Opinions

Alaska should bid on ANWR oil leases itself

We have been waiting 25 years for another Arctic National Wildlife Refuge lease sale. Now it has been scheduled for Jan. 6, 2021. Is Alaska ready?

So far, there has been no indication from the producers of an intent to bid on the tracts. We hope some of the smaller independent producers will bid, but we haven’t heard from Exxon, ConocoPhillips or Hilcorp. BP has already left Alaska. Opposition to exploration in the Arctic has been the rallying cry for the national environmental groups for years. The major banks have indicated that they would no longer fund oil and gas development in Alaska’s arctic. Fortunately, the bank regulators, the Comptroller of the Currency has issued a mandate that our banking system must be accessible to everyone on an equal basis.

The oil and gas industry has historically contributed more than 70% of our state’s revenue. We first got ANWR approved for a lease sale back in 1995. Authority was given by a favorable vote in both the U.S. Senate and the House through the efforts of Congressman Don Young, Sen. Ted Stevens and me. Unfortunately, the environmental groups persuaded President Clinton to veto the bill.

Now, through the efforts of Rep. Young, Sen. Dan Sullivan and Sen. Lisa Murkowski, and with the support of President Donald Trump, Congress has again passed a bill in support of leasing. President Trump has made quite a point of declaring that the United States is finally energy independent in oil and gas production and we are no longer held captive by the Middle East oil producers.

When opportunity knocks, we can’t just pull the covers over our heads and hope that someone else will help us out. I have been in contact with numerous Alaskans, including former governors, in expressing our concerns over the prospect of having a federal lease sale with no bidders. After all our efforts, hope and aspirations, Alaska will look like the proverbial paper tiger.

After Clinton vetoed the ANWR bill in 1995, I held a meeting with BP officials and suggested that BP consider acquiring tracts just outside the ANWR border from which it would conduct directional drilling under ANWR. Should it be successful, then because of the “rights of capture” policy, the Department of Interior would have to initiate drilling on its ANWR land to protect its federal holdings. BP said it had considered the idea, but abandoned it because of fear of retribution from the Clinton administration.

Arctic Slope Regional Corporation, Chevron and BP drilled the Kaktovik well in 1986. It was a tight hole.
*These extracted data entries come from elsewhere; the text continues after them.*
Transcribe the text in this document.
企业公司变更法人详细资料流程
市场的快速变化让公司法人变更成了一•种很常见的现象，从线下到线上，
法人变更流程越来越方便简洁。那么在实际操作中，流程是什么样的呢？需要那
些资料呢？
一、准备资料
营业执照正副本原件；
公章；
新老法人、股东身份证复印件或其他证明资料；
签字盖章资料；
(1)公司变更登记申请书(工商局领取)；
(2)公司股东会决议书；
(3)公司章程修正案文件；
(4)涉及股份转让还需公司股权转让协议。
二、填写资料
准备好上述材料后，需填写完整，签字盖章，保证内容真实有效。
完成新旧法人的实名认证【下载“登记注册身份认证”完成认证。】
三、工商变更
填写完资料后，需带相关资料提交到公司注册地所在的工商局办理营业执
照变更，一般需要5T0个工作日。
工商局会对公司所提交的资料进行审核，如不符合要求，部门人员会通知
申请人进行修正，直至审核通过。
The State has drill logs on the well which have never been released. Perhaps ASRC, in conjunction with Doyon, Ltd., would consider bidding on the lease sale. It would be a shame to allow this resource — for which the state has fought so long and hard — to be abandoned.

I urge the Dunleavy administration to have the state present the lease sale and to bid on a portion or all of the leases with bids meeting at least the minimum. Such an effort could be coordinated by the state’s Department of Natural Resources and the attorney general’s office. If there are other bidders, then the state bids will not be necessary.

But if there are no bidders on the lease sales at all, Alaska will likely never be able to develop our oil and gas potential from ANWR. Funding for the bid need not be difficult. The bid could be funded from acquired revenue receipts or reserve accounts or by the Permanent Fund. Trading investment dollars for developing valuable revenue producing leases, which when operational could generate a handsome return to the investors.

I encourage all Alaskans to urge the Dunleavy Administration not to pass up this opportunity. We can’t wait for another 25 years.

Frank Murkowski served as governor of Alaska from 2002-2006, and previously served as a U.S. senator from Alaska.